That last line is what raises the below error.
TypeError: Object of type float32 is not JSON serializable

Hi! Welcome to the land of GitHub! It looks like the issue is that the lat and lon values are stored as float32 in the netcdf file. So the numbers in your bounding box and geometry end up with numpy.float32 as their type. You can check that by inspecting bbox:

>>> type(bbox[0])
numpy.float32

There are a couple ways to get around this. The most straightforward is to add .item() to convert from numpy type to python type:

from shapely import geometry

def dataset_to_geojson(dataset):
    # THE dataset is a NetCDF4
    # Assuming 'lat' and 'lon' are the variable names for latitude and longitude
    lat = dataset.variables['lat'][:]
    lon = dataset.variables['lon'][:]
    min_lon = min(lon).item()
    max_lon = max(lon).item()
    min_lat = min(lat).item()
    max_lat = max(lat).item()

    # Calculate the bounding box
    bbox = [min_lon, min_lat, max_lon, max_lat]

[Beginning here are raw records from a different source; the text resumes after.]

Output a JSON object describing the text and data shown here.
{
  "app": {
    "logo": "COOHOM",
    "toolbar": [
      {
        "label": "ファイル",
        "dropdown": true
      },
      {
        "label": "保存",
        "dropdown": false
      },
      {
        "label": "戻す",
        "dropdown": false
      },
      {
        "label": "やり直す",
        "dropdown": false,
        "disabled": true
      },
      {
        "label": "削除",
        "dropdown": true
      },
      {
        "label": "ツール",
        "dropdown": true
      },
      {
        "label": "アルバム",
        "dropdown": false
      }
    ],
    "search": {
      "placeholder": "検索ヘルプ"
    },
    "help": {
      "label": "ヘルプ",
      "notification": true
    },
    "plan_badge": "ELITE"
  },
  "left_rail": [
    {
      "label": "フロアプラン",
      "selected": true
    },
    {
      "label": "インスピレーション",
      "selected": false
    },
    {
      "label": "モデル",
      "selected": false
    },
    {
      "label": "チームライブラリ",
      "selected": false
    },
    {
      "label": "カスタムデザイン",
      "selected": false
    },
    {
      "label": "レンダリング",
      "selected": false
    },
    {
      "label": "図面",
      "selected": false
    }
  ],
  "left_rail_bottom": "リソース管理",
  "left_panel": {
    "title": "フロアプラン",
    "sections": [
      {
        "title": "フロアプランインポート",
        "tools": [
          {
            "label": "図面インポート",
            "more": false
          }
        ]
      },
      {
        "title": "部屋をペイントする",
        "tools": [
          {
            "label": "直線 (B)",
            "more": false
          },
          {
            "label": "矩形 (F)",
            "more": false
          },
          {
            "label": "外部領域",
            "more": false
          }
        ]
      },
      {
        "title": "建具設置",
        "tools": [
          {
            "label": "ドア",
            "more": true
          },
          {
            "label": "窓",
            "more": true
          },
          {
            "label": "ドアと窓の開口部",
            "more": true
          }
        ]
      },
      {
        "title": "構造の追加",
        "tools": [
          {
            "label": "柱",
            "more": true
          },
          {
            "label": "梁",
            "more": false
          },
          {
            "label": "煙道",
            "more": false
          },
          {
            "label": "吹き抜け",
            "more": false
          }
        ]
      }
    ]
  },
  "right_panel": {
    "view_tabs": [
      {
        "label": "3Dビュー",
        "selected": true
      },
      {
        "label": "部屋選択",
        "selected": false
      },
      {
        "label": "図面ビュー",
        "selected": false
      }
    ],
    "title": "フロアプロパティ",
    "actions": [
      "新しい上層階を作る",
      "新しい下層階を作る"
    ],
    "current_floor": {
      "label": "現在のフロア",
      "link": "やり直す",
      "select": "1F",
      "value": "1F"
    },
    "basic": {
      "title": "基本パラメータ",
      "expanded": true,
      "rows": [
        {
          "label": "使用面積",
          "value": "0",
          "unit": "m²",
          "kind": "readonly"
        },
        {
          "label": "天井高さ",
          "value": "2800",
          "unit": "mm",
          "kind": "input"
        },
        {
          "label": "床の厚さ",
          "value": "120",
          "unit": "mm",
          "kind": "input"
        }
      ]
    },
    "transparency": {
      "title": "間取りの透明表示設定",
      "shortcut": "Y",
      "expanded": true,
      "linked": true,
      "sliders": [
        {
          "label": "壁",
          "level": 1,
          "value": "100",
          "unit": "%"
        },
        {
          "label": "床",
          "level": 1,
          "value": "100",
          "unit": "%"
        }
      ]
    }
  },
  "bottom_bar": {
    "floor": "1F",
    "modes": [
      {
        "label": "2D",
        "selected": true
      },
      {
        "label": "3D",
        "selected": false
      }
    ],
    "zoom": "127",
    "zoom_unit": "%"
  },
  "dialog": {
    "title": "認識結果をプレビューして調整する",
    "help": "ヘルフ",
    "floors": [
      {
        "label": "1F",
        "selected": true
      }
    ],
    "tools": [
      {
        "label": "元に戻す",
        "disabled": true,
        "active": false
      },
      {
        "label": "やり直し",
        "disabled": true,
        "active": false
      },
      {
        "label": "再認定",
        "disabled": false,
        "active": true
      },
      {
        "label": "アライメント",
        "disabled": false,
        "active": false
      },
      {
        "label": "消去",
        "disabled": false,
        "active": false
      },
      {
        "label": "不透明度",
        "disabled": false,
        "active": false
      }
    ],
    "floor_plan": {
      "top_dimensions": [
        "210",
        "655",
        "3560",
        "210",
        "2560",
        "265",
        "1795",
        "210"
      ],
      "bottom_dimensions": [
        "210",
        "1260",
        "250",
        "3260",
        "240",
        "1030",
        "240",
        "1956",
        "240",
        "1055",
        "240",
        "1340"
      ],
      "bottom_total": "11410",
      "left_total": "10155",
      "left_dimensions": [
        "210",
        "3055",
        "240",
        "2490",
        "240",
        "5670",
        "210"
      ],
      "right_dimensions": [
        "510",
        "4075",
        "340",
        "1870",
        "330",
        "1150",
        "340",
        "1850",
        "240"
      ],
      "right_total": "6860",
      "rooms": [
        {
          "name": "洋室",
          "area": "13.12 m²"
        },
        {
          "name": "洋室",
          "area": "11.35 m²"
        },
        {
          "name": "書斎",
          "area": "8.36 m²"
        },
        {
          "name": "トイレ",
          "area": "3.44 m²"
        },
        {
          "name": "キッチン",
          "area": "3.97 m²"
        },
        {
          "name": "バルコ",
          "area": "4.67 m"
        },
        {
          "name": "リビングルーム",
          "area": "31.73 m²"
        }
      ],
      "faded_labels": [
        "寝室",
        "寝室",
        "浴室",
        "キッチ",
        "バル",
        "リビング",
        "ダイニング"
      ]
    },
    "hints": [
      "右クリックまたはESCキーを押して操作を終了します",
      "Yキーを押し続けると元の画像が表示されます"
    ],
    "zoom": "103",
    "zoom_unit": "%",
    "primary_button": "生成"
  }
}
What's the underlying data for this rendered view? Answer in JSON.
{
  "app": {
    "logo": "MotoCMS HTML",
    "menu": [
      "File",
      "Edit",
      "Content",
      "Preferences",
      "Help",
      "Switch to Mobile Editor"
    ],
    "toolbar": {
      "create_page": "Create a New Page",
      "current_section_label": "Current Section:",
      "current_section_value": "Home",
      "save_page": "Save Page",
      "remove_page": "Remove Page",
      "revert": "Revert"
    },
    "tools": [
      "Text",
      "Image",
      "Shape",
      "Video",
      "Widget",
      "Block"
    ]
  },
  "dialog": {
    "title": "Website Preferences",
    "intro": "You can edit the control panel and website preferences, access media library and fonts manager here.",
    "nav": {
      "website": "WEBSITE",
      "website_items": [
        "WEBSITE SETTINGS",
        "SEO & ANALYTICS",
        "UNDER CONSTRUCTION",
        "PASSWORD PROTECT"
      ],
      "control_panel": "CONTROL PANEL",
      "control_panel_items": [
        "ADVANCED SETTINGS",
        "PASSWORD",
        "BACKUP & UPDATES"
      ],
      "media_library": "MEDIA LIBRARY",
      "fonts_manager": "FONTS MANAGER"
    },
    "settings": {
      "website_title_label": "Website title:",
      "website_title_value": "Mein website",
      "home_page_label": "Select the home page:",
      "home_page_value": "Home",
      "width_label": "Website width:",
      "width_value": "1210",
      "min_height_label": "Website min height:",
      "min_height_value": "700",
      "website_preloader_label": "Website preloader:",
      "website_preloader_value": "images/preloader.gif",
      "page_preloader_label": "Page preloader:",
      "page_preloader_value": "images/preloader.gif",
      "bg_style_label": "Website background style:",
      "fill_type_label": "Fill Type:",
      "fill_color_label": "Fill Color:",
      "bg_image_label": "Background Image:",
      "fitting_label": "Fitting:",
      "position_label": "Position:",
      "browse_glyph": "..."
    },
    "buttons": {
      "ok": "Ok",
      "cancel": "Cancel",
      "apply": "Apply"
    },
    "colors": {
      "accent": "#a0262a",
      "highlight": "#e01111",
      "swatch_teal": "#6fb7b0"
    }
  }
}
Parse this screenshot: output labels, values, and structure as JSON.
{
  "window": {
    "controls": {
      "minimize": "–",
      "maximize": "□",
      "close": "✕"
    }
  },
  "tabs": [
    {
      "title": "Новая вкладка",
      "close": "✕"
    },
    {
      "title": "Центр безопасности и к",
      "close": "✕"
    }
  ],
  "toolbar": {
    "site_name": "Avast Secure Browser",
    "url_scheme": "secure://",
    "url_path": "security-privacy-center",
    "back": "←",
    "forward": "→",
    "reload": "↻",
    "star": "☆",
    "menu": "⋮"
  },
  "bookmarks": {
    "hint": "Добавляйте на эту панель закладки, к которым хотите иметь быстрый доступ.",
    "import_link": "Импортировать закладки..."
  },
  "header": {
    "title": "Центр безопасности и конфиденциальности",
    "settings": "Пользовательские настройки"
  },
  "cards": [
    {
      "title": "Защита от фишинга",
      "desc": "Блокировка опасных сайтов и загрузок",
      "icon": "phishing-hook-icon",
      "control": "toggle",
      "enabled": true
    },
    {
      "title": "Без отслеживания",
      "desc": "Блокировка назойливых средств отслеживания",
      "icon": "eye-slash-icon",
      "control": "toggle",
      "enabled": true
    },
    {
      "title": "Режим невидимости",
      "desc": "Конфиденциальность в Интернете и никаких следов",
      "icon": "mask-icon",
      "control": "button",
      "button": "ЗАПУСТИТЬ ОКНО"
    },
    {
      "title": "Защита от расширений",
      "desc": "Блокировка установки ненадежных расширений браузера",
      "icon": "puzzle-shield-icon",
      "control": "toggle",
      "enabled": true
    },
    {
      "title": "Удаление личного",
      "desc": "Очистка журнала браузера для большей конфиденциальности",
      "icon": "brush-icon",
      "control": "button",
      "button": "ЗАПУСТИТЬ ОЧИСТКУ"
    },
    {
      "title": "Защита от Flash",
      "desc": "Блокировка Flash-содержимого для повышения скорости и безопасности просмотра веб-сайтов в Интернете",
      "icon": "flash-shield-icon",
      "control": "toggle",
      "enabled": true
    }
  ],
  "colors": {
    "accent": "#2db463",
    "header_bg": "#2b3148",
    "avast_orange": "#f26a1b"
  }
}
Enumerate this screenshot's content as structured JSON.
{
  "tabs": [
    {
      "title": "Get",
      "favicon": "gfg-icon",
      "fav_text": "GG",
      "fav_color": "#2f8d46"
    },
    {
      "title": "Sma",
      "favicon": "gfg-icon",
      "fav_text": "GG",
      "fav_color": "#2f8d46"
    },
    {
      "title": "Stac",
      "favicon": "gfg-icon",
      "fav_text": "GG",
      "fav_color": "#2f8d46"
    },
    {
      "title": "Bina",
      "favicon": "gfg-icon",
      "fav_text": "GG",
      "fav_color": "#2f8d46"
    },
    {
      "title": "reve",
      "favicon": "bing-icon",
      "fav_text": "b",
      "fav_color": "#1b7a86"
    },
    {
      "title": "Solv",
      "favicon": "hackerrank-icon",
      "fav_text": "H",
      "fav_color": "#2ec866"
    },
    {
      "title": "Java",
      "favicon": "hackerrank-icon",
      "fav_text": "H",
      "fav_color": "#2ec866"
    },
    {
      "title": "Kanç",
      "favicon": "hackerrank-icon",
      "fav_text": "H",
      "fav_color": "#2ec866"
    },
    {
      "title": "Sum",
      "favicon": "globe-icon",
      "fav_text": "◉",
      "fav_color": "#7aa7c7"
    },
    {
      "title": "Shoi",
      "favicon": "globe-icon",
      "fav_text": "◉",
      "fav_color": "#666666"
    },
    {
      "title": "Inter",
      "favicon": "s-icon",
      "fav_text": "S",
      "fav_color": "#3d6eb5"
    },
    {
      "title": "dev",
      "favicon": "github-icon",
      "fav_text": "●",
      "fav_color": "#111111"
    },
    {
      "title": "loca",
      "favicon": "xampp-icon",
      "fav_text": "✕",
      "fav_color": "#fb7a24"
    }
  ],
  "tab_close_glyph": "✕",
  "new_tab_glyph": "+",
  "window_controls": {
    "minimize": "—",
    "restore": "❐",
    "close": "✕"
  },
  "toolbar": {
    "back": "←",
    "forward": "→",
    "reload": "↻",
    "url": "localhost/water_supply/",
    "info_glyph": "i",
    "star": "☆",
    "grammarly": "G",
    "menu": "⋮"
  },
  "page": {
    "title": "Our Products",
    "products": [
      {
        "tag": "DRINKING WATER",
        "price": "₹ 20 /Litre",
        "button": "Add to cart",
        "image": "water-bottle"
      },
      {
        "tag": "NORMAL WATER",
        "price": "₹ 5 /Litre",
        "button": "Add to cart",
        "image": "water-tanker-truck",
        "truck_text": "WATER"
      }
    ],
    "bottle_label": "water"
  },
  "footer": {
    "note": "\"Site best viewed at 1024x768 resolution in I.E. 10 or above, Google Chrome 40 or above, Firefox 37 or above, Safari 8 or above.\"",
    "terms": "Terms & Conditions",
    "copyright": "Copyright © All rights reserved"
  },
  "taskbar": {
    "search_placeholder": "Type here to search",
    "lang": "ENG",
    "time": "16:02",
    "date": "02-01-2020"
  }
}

    # Create the footprint polygon
    footprint = Polygon([
        [min_lon, min_lat],
        [min_lon, max_lat],
        [max_lon, max_lat],
        [max_lon, min_lat],
        [min_lon, min_lat]  # Closing the polygon
    ])

    return bbox, geometry.mapping(footprint)

As a sidenote there is also a box method in shapely.geometry so you can probably make the footprint more easily:

footprint = geometry.box(*bbox)

Let me know if that works for you!

That worked. Thank you very much.